Conversely, what are the incentives for current pols to hyperventilate for the cameras about the letter to Gensler? Hakeem Jeffries can take to the floor to demand serious consequences for these perpetrators of impunity from the financial industry. But he would hit four prominent figures in his own caucus. A backbench Republican can make a name for himself by asking for resignation or censure or some other improbable, excessive punishment. But she would call out her own party’s incoming majority whip, Emmer, and slim a member who has since been elected as a GOP senator, Budd.

Rather than backstabbing colleagues as a way to ride the crypto meltdown to political fame, ambitious members appear to be giving FTX-adjacent colleagues cover. As POLITICO’s Lisa Kashinsky reported in Massachusetts Playbook this week, Assistant House Speakers Katherine Clark told “Meet the Press” that she won’t require other Democrats to return contributions from Bankman-Fried, giving cover to her fellow Massachusetts lawmaker Auchincloss, a recipient of $5,800 from the FTX executive and thousands more from other people in the company. (IN an MSNBC interviewAuchincloss denied that the signatories asked the SEC to withdraw.)

In a political system more ideologically sorted than ever, even the topic of a scandal or pseudo-scandals suggests its partisan impact. Of course a scandal over subsidies for solar panels — like Solyndra, which briefly captured the GOP’s attention during the Obama years — will hit Democrats. Likewise, of course a scandal over an energy trading company, like Enron in the Bush years, is going to be used against the Republicans. But in the case of crypto, the money arrived before the partisan valence did, leaving Washington uneasy.

That’s why the political system spends a lot of energy trying to fix a partisan overlay at the top of the industry, or at least at the top of its most high-profile disaster. As it happens, it’s a pretty obvious target: Bankman-Fried has been a huge funder of Democrats and left-wing causes. In the year and a half before FTX exploded, he donated nearly $40 million to campaigns and PACs, almost all of it in support of Democrats. He had promised to drop $1 billion before the 2024 election. Sure enough, some pols quickly returned the donations, including former Rep. Beto O’Rourke, whose failed Texas gubernatorial campaign received $1 million. But many more did not.
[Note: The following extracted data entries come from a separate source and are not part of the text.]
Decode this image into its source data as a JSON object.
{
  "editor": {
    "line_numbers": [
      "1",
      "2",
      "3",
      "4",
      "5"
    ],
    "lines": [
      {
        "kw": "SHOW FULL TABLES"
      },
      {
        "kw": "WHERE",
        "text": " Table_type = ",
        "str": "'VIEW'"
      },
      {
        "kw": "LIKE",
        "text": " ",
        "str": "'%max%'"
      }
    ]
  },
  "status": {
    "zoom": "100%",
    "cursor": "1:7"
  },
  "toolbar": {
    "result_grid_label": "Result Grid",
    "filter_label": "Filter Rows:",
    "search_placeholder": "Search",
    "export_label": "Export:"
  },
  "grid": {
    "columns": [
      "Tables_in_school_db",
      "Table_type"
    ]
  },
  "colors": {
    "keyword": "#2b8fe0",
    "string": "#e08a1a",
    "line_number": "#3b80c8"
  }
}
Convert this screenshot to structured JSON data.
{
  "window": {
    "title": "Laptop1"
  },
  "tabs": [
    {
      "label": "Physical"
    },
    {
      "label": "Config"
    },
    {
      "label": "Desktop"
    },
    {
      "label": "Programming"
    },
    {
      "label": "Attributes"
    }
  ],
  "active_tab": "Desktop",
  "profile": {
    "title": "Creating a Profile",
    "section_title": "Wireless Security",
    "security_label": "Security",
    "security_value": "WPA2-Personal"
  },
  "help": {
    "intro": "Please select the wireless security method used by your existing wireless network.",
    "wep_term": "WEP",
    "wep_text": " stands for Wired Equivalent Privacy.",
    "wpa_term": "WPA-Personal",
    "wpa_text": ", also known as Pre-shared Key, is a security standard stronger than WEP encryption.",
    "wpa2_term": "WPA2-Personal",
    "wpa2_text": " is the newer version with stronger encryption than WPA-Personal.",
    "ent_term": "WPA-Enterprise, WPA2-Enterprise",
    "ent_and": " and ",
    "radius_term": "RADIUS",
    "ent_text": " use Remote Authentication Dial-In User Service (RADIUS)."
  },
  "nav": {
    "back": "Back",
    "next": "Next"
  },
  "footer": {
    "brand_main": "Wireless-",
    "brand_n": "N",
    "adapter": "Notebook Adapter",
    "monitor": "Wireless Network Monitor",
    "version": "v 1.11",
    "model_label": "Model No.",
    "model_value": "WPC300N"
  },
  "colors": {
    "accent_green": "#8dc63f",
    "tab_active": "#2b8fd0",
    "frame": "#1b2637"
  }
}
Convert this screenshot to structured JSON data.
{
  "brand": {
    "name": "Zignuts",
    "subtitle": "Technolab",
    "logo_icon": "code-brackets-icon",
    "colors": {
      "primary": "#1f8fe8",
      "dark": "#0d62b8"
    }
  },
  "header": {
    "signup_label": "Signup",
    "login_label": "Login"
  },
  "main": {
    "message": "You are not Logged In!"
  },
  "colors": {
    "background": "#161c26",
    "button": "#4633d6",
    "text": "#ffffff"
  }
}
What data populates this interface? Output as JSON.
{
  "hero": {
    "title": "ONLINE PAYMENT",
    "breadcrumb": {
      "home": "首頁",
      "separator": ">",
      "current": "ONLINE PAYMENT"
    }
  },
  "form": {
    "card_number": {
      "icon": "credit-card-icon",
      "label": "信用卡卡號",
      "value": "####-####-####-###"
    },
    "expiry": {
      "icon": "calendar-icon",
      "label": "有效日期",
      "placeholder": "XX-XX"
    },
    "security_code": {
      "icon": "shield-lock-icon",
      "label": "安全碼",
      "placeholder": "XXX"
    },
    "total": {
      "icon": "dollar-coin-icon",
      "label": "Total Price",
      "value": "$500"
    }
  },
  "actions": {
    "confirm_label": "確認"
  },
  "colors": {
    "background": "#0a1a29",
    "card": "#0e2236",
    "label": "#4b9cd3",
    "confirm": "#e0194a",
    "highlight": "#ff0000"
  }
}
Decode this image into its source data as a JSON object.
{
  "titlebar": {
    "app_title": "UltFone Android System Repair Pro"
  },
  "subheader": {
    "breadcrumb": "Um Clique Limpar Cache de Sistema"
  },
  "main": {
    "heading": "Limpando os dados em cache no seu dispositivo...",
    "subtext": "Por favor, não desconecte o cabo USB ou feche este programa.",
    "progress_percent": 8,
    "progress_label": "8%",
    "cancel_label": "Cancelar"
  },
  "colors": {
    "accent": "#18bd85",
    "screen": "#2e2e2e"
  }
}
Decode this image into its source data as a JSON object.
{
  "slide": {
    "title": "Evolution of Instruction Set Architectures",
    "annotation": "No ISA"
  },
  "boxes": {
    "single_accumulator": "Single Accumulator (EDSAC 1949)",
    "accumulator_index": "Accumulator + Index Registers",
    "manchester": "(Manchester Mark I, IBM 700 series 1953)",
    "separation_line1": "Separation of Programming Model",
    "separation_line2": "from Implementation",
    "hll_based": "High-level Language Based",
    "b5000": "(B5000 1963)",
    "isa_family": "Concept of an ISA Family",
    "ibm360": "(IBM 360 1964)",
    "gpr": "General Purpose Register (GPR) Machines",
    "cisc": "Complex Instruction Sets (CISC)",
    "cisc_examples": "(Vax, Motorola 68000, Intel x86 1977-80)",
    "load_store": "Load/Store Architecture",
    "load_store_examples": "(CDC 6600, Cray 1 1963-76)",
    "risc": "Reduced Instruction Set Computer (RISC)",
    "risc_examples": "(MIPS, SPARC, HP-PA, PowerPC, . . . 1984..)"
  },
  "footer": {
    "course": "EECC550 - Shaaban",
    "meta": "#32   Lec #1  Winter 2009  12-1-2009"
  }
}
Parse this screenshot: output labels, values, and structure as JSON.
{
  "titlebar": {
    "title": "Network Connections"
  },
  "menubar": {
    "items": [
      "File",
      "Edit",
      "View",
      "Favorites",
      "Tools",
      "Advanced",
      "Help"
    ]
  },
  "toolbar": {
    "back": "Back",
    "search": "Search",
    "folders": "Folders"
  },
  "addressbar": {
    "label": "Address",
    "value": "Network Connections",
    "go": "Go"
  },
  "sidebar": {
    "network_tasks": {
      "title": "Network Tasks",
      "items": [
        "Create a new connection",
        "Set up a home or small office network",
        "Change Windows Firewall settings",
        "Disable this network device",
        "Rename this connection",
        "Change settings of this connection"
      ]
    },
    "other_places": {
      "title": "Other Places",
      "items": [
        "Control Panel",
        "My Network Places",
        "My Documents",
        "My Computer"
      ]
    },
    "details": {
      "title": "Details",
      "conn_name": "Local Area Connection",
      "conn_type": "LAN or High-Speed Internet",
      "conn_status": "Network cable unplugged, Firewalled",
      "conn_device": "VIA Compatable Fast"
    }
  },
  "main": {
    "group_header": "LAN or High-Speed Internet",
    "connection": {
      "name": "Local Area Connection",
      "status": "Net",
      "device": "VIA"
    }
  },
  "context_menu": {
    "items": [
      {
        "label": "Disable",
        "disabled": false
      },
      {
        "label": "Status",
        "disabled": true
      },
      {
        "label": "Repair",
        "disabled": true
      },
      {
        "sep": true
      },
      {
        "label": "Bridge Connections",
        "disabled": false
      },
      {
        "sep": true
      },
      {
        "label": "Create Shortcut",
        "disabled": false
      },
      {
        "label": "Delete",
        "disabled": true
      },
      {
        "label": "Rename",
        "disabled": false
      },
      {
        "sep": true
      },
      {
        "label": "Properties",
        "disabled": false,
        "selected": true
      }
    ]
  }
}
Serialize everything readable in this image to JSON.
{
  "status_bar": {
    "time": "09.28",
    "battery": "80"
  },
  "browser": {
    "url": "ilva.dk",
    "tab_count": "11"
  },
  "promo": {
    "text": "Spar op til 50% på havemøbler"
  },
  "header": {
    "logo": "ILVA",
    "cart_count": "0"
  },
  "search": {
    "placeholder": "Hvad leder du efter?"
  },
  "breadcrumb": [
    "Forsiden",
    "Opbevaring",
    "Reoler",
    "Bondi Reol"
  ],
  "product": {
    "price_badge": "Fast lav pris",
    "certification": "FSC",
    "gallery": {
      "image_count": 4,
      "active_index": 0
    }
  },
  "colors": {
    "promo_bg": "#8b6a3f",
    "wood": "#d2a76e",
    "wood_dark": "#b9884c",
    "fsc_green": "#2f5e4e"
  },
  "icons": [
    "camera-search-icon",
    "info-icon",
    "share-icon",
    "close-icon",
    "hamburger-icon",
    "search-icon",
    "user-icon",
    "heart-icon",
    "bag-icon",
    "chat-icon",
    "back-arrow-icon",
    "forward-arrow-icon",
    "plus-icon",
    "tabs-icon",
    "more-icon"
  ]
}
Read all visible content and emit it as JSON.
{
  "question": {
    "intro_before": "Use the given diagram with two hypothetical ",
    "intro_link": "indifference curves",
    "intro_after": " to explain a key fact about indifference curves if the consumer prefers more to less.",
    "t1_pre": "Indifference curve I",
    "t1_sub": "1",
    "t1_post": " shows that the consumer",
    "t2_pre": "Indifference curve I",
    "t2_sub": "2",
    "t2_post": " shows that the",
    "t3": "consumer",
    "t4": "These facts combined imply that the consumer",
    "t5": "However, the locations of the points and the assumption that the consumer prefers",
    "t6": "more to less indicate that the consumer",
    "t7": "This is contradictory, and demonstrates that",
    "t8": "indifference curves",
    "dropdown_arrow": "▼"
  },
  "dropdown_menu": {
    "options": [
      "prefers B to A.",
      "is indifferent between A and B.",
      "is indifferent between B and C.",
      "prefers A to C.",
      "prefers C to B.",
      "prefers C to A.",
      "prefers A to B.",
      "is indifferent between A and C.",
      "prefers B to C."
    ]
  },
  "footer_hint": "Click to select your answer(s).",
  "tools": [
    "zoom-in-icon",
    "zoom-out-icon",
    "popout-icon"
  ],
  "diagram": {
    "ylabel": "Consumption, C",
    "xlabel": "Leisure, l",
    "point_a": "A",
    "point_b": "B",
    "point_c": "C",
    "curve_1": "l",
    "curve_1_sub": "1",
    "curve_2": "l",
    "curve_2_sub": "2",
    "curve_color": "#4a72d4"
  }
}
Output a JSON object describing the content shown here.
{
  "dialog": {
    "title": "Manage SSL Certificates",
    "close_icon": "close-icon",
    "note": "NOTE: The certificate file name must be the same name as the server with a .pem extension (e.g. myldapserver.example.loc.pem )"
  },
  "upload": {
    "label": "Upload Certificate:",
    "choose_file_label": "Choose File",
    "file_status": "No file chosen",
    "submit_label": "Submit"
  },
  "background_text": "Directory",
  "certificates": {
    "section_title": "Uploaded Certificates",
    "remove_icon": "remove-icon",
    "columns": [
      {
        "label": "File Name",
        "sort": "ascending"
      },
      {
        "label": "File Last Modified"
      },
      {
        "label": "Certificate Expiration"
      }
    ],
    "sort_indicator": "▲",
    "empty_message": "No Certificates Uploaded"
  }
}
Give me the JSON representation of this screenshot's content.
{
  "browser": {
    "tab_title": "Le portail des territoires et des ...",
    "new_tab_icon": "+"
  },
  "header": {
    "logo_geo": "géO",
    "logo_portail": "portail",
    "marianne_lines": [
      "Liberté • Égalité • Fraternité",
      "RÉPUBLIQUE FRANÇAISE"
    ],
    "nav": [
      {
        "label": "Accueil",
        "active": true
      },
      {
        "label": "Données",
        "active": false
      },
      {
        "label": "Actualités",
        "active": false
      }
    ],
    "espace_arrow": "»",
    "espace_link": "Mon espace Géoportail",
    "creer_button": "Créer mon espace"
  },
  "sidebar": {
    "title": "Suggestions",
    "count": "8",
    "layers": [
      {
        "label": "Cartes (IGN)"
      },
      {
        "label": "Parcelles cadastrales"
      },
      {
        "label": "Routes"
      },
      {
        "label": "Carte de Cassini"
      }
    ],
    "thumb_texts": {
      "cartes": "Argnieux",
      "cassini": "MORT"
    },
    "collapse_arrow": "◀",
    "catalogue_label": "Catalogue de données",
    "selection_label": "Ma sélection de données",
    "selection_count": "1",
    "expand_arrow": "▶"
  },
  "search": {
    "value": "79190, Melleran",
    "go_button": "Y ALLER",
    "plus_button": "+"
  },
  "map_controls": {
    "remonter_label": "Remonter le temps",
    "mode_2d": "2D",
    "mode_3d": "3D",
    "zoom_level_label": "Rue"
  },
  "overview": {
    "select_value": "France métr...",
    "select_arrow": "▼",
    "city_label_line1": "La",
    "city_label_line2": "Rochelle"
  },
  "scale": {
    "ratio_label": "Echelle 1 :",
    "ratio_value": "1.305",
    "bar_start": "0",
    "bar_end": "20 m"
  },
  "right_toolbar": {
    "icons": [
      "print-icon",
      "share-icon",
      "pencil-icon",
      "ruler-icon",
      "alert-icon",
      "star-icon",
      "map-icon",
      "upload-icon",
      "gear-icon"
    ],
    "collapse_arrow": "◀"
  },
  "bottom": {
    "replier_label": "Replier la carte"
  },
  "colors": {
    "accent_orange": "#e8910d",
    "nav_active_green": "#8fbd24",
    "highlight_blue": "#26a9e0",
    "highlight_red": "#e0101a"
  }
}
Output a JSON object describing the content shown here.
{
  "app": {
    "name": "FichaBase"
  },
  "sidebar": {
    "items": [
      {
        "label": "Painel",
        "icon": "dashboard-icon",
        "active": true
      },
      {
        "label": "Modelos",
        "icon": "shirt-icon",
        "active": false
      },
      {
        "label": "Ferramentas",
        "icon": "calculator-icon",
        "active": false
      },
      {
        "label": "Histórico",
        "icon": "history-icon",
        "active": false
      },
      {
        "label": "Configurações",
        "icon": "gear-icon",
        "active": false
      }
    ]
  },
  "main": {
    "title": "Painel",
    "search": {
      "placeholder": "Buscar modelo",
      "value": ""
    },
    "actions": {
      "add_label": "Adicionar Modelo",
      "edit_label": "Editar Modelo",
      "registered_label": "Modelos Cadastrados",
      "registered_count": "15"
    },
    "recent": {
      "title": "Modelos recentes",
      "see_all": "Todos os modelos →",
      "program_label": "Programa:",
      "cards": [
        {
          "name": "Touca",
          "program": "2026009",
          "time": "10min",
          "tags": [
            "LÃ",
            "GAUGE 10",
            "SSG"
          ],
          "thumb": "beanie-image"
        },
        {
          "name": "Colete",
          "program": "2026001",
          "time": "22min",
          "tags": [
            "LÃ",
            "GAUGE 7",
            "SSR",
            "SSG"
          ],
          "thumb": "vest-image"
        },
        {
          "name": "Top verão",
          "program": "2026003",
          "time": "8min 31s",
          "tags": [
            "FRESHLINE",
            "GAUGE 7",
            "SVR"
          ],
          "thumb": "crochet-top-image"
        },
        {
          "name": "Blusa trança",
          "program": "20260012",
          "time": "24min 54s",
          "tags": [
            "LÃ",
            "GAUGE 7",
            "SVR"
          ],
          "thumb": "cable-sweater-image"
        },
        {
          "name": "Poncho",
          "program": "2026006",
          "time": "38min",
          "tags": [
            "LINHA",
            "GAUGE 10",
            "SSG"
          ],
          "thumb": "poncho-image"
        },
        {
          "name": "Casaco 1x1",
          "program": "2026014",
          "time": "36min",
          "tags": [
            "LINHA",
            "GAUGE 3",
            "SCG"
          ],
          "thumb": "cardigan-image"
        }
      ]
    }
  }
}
And it doesn’t take much digging to see that the FTX money ended up in many Republican coffers as well. Bankman-Fried’s partner Ryan Salame’s $23 million went mostly to conservative causes. In an interview with a crypto reporter last month, Bankman-Fried said he had sent about as much money to Republicans as Democrats, but had treated it as dark money because, as Guardian reported, “Reporters will be pissed as hell if you donate to Republicans. They’re all super liberals, and I didn’t want that fight.”

Bankman-Fried’s big persona—combined with our cultural fascination with alleged fraudsters—has continued to make FTX a huge story, one that has included plenty of strong reporting on the crypto king’s courtship of Washington. But without the organized chorus of voices calling for heads to roll, it’s harder to understand the outrage and what it’s supposed to lead to. Even the $3 million Capitol Hill townhouse that a Bankman-Fried nonprofit had bought to host lavish parties for Washington players had a Democratic night and a Republican night, according to a sweeping Insider story.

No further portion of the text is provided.